Pearl Couscous Salad with Chickpea Croutons and Roasted Pepper Dressing

Ingredients

Salad

  • 2 1/2 dl (1 cup) pearl couscous
  • 400 ml (14 oz) boiling veggie stock
  • 10-12 baby plum tomatoes
  • 1 small red onion
  • 2 small persian cucumbers
  • 1 yellow bell pepper
  • 1/2 cup mixed deseeded olives
  • 2 tbsp fresh mint leaves
  • 100 g (3.5 oz) vegan feta cheese
  • 1 tbsp lemon juice
  • 1 tsp olive oil
  • salt and pepper to taste

Chickpea croutons

  • 200 g (7 oz) cooked chickpeas
  • 1 tsp olive oil
  • 1/2 tsp garlic powder
  • 1/2 tsp paprika powder
  • 1/4 - 1/2 tsp chili powder
  • salt to taste

Roasted pepper dressing

  • 2 roasted red peppers (jarred)
  • 1 tsp chili flakes
  • 100 g (3.5 oz) plant-based crème fraiche
  • salt to taste

Preparation

  1. Pat dry the chickpeas, place them on a lined baking tray, coat with olive oil, add the seasoning, bake at 200°C / 400°F for 20 minutes, toss, and bake for another 15 minutes or until golden brown and crispy, then let them cool.

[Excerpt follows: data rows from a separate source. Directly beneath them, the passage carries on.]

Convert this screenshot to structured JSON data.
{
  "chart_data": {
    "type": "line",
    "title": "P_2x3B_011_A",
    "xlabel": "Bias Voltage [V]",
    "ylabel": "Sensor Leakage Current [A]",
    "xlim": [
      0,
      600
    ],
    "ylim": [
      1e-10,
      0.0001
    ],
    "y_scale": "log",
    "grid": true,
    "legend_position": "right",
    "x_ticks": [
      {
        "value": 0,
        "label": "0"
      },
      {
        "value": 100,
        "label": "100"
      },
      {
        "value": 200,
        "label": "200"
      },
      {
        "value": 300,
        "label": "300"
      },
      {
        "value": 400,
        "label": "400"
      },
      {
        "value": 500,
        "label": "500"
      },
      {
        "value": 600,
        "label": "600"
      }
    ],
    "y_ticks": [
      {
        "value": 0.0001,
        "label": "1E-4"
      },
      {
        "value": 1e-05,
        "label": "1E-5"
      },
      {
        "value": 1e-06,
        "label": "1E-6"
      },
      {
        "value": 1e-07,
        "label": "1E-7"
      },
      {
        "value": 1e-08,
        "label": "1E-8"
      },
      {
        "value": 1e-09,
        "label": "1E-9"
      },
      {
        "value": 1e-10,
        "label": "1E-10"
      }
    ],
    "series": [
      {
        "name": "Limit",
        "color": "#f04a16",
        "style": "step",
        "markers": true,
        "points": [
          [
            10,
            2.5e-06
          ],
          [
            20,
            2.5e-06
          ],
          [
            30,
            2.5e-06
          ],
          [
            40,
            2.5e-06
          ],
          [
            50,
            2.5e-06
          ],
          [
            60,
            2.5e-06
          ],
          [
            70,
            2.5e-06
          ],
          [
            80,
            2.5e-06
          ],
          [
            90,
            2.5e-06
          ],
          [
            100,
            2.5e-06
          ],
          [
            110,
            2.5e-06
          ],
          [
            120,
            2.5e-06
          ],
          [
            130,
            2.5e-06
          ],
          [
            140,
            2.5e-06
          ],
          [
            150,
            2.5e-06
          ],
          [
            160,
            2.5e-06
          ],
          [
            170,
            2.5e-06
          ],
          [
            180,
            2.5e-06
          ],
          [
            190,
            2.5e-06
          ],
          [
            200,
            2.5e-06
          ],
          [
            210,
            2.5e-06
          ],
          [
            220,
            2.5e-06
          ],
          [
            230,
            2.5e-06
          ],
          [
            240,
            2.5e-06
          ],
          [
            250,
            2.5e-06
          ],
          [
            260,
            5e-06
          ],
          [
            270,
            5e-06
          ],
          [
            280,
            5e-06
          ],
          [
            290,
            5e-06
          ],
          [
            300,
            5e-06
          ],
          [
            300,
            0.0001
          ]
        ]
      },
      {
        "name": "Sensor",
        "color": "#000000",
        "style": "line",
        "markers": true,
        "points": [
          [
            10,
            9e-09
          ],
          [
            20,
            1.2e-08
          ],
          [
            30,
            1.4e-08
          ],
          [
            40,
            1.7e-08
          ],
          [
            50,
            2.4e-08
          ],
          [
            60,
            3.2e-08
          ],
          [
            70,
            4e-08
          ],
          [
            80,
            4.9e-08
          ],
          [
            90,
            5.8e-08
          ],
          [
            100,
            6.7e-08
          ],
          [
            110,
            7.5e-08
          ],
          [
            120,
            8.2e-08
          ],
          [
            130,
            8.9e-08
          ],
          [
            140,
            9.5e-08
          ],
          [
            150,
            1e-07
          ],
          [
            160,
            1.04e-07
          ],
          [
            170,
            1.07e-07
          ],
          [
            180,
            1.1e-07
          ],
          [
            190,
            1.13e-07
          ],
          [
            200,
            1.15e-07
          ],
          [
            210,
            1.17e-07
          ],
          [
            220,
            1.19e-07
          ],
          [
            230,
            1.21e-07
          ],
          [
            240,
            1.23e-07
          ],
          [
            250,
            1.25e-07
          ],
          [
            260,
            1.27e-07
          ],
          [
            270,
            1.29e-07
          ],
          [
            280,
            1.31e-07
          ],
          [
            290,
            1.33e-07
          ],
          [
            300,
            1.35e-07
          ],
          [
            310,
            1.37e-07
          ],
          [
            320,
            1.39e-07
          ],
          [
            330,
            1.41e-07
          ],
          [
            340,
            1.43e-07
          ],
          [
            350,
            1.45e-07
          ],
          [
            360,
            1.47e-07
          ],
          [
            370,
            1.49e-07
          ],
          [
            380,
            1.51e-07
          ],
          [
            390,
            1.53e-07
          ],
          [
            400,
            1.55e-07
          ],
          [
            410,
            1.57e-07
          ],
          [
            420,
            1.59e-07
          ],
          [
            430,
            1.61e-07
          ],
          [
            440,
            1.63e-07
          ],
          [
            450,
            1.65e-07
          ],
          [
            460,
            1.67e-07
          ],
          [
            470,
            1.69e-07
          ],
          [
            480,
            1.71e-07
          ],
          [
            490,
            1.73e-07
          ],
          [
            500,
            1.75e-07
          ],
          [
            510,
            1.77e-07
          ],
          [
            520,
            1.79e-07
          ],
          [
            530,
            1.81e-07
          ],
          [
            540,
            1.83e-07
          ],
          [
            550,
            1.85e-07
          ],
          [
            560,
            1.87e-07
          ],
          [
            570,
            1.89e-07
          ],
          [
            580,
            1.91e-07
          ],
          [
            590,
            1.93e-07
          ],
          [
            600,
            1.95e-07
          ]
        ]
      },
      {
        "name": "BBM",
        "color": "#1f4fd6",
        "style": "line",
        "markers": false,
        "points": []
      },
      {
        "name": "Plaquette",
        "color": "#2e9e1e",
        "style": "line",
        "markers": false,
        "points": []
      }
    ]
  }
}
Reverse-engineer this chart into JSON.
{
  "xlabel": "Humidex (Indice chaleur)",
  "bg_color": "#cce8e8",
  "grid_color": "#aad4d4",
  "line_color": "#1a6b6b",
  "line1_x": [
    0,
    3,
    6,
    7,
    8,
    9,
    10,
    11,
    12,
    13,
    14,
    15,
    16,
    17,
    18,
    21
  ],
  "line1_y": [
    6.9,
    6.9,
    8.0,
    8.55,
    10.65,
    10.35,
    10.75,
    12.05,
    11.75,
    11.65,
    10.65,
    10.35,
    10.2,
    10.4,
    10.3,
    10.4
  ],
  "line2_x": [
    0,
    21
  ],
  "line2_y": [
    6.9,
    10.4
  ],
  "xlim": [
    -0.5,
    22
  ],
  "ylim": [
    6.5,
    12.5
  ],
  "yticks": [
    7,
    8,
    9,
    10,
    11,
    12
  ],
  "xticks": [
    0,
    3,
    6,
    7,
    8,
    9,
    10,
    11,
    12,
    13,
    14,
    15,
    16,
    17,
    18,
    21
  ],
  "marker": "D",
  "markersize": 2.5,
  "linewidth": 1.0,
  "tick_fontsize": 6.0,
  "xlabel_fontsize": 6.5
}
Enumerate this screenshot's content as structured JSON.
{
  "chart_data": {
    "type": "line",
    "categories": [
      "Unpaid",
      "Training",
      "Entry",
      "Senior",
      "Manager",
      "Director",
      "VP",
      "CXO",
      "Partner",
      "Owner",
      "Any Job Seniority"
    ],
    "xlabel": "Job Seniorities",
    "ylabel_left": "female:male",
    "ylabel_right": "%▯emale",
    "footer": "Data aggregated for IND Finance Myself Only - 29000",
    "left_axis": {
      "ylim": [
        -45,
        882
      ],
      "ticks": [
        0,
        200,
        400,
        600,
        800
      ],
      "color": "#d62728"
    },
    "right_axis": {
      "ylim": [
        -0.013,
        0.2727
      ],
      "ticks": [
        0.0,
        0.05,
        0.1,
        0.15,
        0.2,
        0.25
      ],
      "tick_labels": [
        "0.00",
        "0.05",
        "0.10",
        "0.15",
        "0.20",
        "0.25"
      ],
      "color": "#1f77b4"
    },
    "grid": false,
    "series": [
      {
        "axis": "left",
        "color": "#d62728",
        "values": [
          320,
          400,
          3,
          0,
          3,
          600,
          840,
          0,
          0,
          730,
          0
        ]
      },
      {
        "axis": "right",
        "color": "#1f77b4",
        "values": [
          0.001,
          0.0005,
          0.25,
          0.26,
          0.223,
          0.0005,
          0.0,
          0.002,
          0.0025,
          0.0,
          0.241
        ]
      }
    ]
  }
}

  2. Blend the roasted peppers to a smooth puree, then mix with crème fraiche, chili flakes, and salt in a bowl.

  3. Place the pearl couscous in a pot and toast on medium-high heat for about 1 minute while stirring constantly, add the boiling vegetable stock, cover, and let simmer for about 10 minutes.

  4. Transfer the couscous to a bowl, add lemon juice and olive oil, stir with a fork, and let it cool slightly.

  5. Add the remaining salad ingredients to the couscous.

  6. Top the salad with the chickpea croutons and the roasted pepper dressing.